Purtroppo le dichiarazioni di Mario Draghi, dopo la riunione del board di ieri, hanno chiuso la porta a questa speranza. La rigidità della Bundesbank continua evidentemente a prevalere nelle decisioni della Bce: lo testimonia il fatto che anche la riduzione dei tassi d’interesse non è stata approvata all’unanimità. La Bce ha ampliato i suoi mezzi per evitare una crisi di liquidità del sistema bancario: finanziamenti a tre anni, allargamento delle attività utilizzabili come collaterale, riduzione del coefficiente di riserva obbligatoria.

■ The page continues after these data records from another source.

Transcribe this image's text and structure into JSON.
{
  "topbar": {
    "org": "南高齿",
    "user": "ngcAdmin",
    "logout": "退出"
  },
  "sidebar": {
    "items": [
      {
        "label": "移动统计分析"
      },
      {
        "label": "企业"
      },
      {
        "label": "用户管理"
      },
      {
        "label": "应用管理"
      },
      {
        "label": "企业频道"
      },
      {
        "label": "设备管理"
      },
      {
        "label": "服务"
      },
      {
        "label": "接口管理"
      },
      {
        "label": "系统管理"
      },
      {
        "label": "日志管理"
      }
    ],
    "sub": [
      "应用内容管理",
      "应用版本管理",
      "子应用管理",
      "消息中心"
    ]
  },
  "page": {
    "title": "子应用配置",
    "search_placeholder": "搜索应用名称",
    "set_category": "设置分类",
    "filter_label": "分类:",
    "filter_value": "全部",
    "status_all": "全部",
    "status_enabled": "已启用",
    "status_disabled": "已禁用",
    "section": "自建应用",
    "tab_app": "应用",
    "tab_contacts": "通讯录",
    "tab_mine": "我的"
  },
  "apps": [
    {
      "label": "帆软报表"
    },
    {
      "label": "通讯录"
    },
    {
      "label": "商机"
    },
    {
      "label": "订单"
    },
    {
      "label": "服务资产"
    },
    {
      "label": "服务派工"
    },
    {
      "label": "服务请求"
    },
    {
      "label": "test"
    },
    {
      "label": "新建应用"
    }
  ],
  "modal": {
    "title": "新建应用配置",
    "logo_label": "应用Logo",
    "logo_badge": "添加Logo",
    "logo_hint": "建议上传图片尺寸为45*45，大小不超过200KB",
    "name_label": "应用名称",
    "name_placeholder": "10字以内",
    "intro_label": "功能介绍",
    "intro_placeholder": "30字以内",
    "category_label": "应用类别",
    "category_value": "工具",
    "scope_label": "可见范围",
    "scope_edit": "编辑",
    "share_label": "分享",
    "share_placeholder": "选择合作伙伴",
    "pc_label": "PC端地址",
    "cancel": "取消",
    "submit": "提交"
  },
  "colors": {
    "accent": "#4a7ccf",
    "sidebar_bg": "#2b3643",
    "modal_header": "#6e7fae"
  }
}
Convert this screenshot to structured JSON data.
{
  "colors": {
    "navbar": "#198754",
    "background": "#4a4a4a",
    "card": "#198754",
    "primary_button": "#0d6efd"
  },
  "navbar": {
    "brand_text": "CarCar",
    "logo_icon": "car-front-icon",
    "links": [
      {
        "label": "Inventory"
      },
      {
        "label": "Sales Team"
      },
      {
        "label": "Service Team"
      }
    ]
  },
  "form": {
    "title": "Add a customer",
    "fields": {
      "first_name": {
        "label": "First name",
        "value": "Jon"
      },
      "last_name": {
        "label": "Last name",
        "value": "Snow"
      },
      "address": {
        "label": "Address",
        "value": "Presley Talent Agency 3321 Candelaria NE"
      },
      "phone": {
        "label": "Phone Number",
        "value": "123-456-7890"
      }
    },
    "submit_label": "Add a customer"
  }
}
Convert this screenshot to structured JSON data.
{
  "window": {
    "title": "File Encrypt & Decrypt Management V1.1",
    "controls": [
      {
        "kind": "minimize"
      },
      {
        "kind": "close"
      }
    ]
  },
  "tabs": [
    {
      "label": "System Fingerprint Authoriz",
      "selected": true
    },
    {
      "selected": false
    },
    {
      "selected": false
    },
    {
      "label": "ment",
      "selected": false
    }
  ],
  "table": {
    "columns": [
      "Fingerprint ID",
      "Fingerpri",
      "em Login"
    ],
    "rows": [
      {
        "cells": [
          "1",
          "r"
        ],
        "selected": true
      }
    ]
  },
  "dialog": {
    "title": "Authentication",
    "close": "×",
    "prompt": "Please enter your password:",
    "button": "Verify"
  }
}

Tuttavia, così la Bce cura solo i sintomi del malessere, sostituendosi di fatto al mercato monetario anziché farlo funzionare davvero. I problemi delle banche derivano dal rischio sovrano che hanno in portafoglio, e su questo la Bce non sembra disposta a fare nulla.
Concludiamo con una nota positiva: l’abolizione della cosiddetta clausola di bail-in, ovvero la partecipazione deicreditori privati come condizione per avere l’assistenza del fondo di stabilità europeo. La clausola era fortemente destabilizzante, perché creava negli investitori l’aspettativa che avrebbero dovuto subire perdite rilevanti in caso di intervento del fondo (50 per cento per la Grecia). Si creava così l’effetto di minare la fiducia degli investitori e indurli a vendere i titoli di debito dei paesi a rischio di insolvenza: esattamente l’opposto di quello desiderato.